The goal of newborn screening is to detect disorders that are threatening to life or long-term health before they become symptomatic. These conditions include inborn errors of metabolism, endocrine disorders, hemoglobinopathies, immunodeficiency, cystic fibrosis, and critical congenital heart defects. Early treatment of these rare disorders may significantly reduce mortality and morbidity in affected patients.
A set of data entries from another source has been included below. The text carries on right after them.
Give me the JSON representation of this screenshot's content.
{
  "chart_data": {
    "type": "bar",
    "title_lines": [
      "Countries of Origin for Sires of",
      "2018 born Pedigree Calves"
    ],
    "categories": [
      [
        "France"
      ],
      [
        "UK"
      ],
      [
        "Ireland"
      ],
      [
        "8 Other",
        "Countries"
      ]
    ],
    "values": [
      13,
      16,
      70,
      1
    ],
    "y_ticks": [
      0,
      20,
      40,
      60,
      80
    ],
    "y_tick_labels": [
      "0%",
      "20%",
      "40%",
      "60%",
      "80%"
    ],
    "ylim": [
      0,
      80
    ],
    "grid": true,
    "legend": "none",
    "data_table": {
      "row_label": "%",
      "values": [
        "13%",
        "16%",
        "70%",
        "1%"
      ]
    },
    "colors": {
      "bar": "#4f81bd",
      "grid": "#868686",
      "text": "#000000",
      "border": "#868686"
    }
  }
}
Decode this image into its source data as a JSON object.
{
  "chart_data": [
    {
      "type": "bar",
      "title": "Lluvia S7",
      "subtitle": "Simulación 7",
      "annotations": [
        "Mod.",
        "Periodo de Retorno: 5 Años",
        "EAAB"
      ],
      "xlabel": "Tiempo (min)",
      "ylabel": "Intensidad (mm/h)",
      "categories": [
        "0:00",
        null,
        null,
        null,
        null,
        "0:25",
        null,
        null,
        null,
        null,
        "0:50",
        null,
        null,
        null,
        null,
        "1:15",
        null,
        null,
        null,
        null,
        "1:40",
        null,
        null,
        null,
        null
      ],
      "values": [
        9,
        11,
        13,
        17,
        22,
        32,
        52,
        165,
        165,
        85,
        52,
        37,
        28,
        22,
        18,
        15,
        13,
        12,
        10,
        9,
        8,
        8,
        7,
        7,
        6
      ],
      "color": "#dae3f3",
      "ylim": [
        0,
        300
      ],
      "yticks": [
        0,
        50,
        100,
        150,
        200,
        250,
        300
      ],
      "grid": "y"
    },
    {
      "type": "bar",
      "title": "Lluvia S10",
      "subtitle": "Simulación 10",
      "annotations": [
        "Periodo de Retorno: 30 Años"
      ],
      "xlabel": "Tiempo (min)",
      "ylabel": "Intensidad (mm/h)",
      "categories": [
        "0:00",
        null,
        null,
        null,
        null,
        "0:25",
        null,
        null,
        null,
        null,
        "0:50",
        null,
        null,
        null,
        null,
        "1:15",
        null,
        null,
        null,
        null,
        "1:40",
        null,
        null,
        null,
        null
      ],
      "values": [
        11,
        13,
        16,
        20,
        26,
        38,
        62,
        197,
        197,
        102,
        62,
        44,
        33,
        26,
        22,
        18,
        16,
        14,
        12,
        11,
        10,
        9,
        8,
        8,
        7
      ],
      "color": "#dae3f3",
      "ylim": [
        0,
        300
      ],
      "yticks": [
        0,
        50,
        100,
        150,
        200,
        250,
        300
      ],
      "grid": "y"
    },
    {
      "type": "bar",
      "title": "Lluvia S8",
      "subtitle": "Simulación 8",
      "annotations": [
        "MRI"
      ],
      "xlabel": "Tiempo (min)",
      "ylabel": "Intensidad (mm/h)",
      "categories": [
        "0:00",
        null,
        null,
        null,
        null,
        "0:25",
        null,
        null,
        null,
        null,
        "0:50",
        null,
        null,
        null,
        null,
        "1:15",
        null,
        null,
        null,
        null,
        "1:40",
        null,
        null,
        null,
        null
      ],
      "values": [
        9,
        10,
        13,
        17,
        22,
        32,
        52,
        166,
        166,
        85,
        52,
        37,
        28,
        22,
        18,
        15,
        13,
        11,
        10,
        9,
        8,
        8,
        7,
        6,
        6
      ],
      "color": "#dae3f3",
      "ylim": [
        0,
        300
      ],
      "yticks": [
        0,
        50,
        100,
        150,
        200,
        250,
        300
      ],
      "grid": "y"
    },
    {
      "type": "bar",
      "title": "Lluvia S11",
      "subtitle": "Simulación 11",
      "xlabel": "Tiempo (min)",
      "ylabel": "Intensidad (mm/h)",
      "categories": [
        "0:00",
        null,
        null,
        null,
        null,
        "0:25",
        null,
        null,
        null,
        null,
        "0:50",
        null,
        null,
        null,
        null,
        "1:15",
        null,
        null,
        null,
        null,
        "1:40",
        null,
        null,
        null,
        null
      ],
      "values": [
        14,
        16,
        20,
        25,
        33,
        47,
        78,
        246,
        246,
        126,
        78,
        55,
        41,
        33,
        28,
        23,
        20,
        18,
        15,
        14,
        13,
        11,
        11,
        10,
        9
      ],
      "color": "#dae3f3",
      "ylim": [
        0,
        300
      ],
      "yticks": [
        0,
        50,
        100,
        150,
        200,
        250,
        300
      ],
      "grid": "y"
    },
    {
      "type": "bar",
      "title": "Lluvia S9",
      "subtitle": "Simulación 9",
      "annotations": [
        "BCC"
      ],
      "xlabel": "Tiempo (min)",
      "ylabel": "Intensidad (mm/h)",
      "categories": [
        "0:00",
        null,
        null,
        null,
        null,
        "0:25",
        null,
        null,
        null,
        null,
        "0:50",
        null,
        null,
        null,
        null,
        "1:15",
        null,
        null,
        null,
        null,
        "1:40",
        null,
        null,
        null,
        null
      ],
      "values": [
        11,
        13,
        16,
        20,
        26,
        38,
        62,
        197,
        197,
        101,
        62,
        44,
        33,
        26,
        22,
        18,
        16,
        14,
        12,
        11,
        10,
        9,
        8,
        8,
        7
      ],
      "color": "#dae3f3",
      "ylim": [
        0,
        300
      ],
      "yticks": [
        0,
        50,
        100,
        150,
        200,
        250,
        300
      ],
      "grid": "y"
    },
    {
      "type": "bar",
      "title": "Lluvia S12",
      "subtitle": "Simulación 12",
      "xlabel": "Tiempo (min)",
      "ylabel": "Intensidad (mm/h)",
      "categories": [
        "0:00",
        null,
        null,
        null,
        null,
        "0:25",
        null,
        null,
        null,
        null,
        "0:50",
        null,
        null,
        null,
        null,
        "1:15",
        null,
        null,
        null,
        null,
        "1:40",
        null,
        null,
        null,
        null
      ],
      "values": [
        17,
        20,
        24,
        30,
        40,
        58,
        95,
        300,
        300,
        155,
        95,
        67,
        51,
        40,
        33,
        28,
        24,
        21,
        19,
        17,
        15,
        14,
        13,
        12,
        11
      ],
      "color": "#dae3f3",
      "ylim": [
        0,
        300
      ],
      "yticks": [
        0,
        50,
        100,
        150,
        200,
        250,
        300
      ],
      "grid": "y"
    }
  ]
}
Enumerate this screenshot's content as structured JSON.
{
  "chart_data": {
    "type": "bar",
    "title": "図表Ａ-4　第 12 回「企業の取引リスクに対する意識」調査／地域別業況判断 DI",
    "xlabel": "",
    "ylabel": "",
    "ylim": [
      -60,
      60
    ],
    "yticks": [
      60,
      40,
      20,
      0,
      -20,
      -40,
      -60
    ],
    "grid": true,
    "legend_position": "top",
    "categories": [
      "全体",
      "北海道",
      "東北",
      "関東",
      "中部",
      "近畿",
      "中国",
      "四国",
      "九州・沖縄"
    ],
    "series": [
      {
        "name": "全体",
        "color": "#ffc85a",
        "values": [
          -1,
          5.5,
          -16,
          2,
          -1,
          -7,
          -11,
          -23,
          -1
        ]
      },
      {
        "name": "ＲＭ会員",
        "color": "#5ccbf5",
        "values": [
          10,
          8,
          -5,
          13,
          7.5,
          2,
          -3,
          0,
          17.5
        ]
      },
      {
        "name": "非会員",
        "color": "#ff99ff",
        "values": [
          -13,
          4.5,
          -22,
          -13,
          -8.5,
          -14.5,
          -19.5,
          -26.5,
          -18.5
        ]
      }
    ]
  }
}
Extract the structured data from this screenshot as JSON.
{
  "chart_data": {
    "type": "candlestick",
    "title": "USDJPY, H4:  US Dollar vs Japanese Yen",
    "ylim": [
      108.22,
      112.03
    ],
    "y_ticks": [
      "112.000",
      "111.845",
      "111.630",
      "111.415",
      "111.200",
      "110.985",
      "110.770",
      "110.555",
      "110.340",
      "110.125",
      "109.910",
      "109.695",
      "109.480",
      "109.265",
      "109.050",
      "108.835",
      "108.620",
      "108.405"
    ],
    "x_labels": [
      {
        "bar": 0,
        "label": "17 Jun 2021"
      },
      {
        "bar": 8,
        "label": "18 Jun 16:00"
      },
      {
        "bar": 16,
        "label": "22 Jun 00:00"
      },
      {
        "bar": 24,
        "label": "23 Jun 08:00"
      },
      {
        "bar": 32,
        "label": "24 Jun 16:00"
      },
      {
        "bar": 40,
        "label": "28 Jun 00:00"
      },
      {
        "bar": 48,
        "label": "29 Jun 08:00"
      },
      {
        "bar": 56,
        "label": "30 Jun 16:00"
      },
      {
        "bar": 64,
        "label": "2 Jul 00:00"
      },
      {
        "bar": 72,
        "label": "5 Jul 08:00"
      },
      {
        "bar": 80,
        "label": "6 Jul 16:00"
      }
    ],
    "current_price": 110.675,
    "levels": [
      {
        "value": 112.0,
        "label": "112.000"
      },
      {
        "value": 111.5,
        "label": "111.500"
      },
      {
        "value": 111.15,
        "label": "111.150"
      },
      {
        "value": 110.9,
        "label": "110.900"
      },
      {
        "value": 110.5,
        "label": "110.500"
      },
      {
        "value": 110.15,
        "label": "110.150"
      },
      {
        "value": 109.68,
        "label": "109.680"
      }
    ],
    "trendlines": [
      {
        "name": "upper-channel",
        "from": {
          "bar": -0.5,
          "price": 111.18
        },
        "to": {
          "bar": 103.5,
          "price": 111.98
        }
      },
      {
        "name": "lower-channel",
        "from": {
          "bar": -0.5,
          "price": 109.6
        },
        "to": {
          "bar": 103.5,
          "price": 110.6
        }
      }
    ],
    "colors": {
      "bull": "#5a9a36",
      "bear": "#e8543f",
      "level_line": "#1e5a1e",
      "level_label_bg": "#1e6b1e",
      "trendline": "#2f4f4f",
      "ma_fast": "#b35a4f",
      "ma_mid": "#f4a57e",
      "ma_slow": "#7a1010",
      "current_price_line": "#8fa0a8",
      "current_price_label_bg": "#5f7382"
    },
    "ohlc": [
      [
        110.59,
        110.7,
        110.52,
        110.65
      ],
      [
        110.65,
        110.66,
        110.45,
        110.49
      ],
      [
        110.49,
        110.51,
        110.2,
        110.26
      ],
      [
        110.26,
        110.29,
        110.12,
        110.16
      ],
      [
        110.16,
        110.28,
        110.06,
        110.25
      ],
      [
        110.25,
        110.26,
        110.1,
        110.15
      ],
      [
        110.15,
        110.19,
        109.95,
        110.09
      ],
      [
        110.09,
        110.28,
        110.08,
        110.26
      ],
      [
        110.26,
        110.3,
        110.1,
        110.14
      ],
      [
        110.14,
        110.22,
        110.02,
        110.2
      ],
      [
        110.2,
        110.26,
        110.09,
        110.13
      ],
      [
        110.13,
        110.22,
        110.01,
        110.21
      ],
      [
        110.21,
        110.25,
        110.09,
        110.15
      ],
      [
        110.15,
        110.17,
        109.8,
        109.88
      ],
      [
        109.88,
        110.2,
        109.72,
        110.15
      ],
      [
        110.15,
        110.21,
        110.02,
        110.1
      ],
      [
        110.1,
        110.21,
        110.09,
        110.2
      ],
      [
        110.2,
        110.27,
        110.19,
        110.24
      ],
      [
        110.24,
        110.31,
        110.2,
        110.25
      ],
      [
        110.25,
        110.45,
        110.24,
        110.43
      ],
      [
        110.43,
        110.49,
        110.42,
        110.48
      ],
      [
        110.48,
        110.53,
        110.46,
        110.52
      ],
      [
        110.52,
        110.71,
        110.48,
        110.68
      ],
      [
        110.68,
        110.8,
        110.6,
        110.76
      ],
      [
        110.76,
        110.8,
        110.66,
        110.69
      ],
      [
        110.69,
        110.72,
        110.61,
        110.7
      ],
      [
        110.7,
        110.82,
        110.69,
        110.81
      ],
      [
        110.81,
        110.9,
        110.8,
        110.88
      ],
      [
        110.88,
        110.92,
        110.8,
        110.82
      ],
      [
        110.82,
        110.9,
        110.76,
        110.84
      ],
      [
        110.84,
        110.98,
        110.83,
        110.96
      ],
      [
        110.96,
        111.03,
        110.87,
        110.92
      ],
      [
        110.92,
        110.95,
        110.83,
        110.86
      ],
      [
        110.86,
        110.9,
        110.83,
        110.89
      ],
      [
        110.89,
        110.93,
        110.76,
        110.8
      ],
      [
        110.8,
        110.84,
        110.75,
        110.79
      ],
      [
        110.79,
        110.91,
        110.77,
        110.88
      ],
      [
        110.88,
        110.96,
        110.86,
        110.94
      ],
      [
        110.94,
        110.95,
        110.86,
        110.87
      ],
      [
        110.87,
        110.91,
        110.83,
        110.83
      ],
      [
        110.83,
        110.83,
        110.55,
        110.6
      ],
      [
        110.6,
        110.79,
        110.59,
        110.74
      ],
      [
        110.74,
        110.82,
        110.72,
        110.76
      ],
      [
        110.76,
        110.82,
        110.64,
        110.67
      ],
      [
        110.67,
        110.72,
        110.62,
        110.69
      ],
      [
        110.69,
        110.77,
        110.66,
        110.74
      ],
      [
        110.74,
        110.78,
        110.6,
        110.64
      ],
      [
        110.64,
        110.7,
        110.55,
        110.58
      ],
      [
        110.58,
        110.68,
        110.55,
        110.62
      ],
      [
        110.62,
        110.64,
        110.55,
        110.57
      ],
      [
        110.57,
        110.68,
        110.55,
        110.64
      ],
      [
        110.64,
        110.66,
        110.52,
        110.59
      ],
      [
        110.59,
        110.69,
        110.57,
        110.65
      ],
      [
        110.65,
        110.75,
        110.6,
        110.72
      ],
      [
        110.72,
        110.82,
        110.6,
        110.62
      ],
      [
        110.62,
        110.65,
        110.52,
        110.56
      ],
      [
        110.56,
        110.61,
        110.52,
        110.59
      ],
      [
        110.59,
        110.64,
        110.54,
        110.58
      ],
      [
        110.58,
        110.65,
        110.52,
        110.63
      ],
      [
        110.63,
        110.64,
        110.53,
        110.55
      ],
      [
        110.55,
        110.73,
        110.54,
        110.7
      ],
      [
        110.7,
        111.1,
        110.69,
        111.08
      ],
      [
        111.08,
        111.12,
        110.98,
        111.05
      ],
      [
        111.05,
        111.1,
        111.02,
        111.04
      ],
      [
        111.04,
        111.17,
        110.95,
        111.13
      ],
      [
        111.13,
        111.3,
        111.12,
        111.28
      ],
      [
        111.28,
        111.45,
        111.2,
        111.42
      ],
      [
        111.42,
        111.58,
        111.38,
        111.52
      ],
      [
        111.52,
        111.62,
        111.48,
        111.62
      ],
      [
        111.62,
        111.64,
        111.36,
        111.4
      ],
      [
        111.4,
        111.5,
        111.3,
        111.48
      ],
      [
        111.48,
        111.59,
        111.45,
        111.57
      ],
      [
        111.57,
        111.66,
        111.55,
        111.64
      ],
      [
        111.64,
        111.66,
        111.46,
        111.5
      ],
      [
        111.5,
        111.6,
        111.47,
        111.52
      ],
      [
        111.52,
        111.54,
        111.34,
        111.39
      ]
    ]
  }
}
The principles of newborn screening, screening policies, testing, and follow-up are reviewed here. Specific disorders and screening for hearing loss and critical congenital heart defects are discussed separately. (See "Inborn errors of metabolism: Identifying the specific disorder", section on 'Newborn screening' and "Screening the newborn for hearing loss" and "Newborn screening for critical congenital heart disease using pulse oximetry".)

BACKGROUND

Neonatal metabolic screening began in the early 1960s with the work of Robert Guthrie, who developed a screening test for phenylketonuria (PKU) and a system for the collection and transportation of small blood samples on filter paper (known as the Guthrie card) [1]. The screening technique he developed (the Guthrie test) was a bacterial inhibition assay. It was based upon the principle that the inhibition of bacterial growth on an agar plate produced by a biochemical compound (on a disc) is prevented by an amino acid or metabolite with a structure similar to the inhibitory substance. When a blood specimen contains greater than normal quantities of an amino acid or metabolite, a large growth of bacteria occurs around the disc. This technique has been used to detect other inborn errors of metabolism, including maple syrup urine disease, homocystinuria, tyrosinemia, and histidinemia.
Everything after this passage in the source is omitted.